[Thyrza by George Gissing]@TWC D-Link bookThyrza CHAPTER IX 41/48
The life of men who toil without hope, yet with the hunger of an unshaped desire; of women in whom the sweetness of their sex is perishing under labour and misery; the laugh, the song of the girl who strives to enjoy her year or two of youthful vigour, knowing the darkness of the years to come; the careless defiance of the youth who feels his blood and revolts against the lot which would tame it; all that is purely human in these darkened multitudes speaks to you as you listen.
It is the half-conscious striving of a nature which knows not what it would attain, which deforms a true thought by gross expression, which clutches at the beautiful and soils it with foul hands. The children were dirty and ragged, several of them barefooted, nearly all bare-headed, but they danced with noisy merriment.
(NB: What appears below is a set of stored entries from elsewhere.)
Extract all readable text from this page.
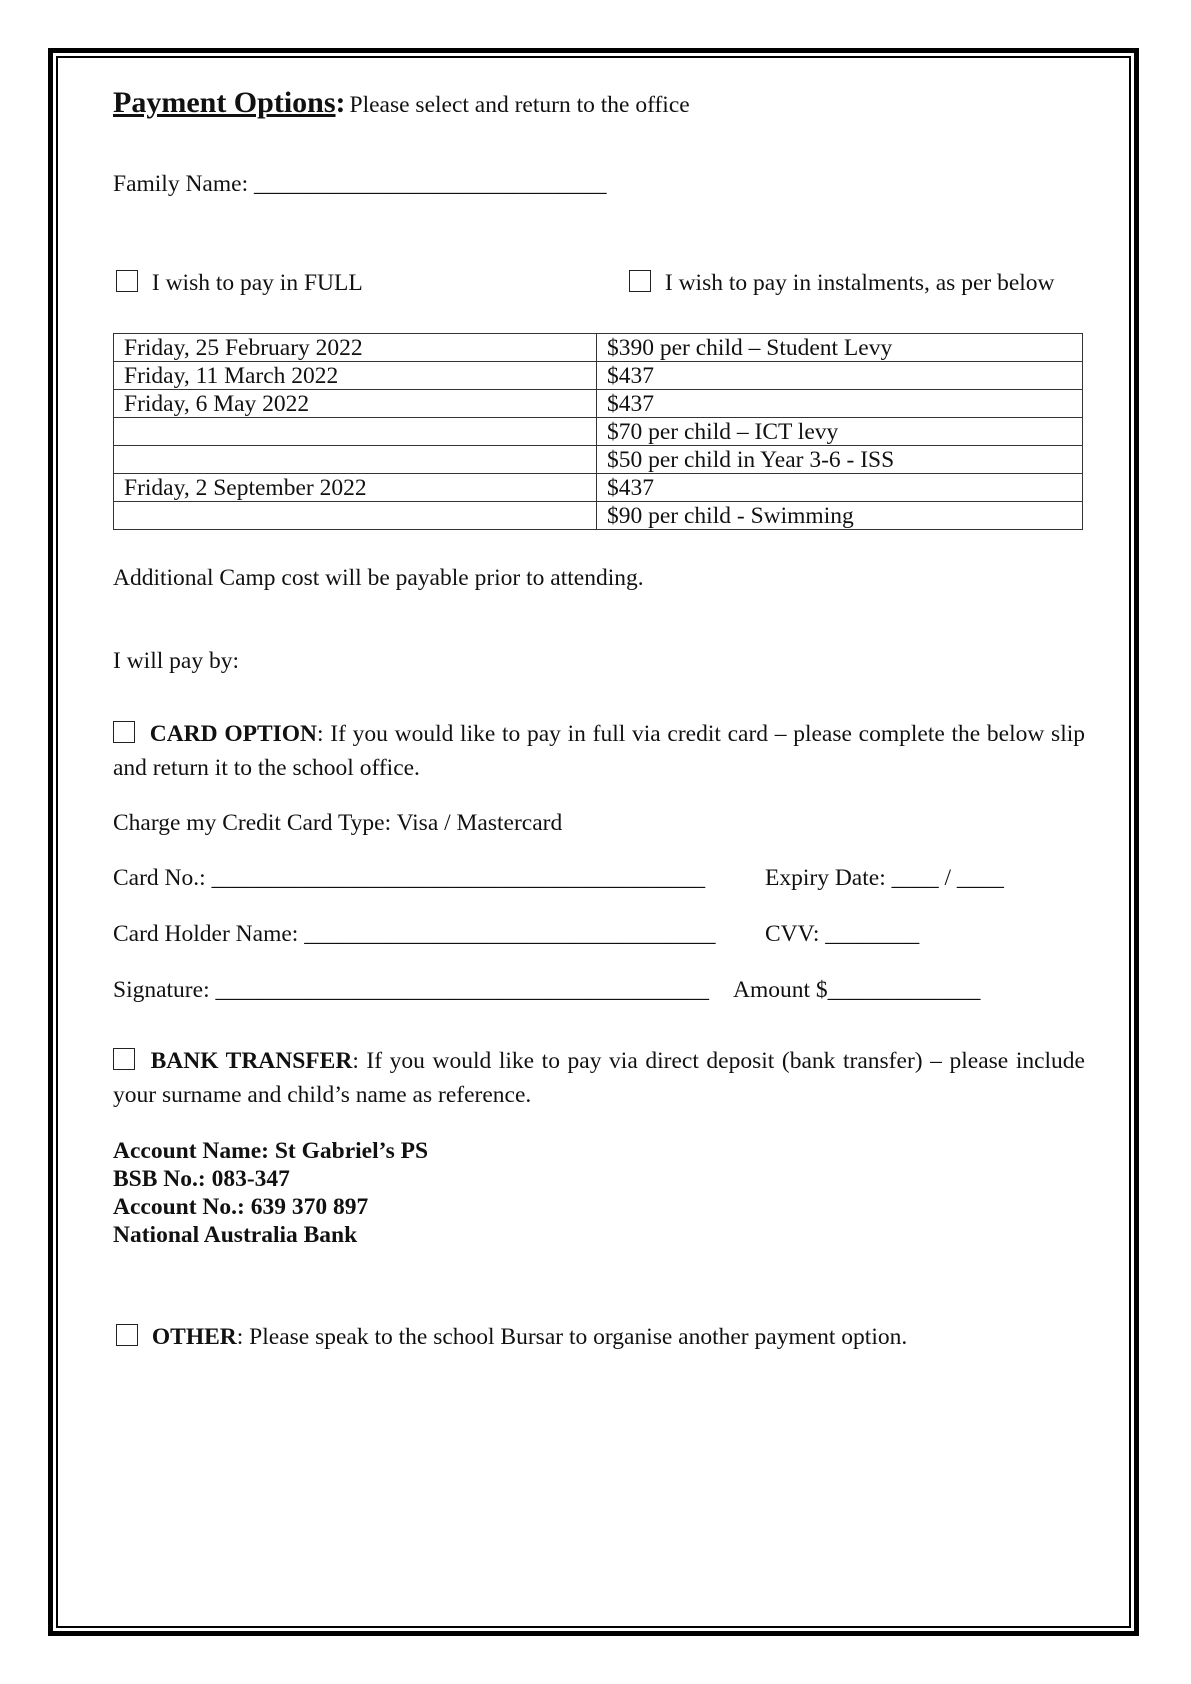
Payment Options: Please select and return to the office
Family Name: ______________________________
I wish to pay in FULL	I wish to pay in instalments, as per below
Friday, 25 February 2022	$390 per child – Student Levy
Friday, 11 March 2022	$437
Friday, 6 May 2022	$437
	$70 per child – ICT levy
	$50 per child in Year 3-6 - ISS
Friday, 2 September 2022	$437
	$90 per child - Swimming
Additional Camp cost will be payable prior to attending.
I will pay by:
CARD OPTION: If you would like to pay in full via credit card – please complete the below slip and return it to the school office.
Charge my Credit Card Type: Visa / Mastercard
Card No.: __________________________________________	Expiry Date: ____ / ____
Card Holder Name: ___________________________________ CVV: ________
Signature: __________________________________________ Amount $_____________
BANK TRANSFER: If you would like to pay via direct deposit (bank transfer) – please include your surname and child’s name as reference.
Account Name: St Gabriel’s PS
BSB No.: 083-347
Account No.: 639 370 897
National Australia Bank
OTHER: Please speak to the school Bursar to organise another payment option.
One there was, a little girl, on crutches; incapable of taking a partner, she stumped round and round, circling upon the pavement, till giddiness came upon her and she had to fall back and lean against the wall, laughing aloud at her weakness.
Gilbert stepped up to her, and put a penny into her hand; then, before she had recovered from her surprise, passed onwards. He came out at length by Lambeth parish church, which looks upon the river; the bells were ringing a harsh peal of four notes, unchangingly repeated.
Thence he went forward on to Lambeth Bridge. Unsightliest of all bridges crossing Thames, the red hue of its iron superstructure, which in daylight only enhances the meanness of its appearance, at night invests it with a certain grim severity; the archway, with its bolted metal plates, its wire-woven cables, over-glimmered with the yellowness of the gas-lamps which it supports, might be the entrance to some fastness of ignoble misery.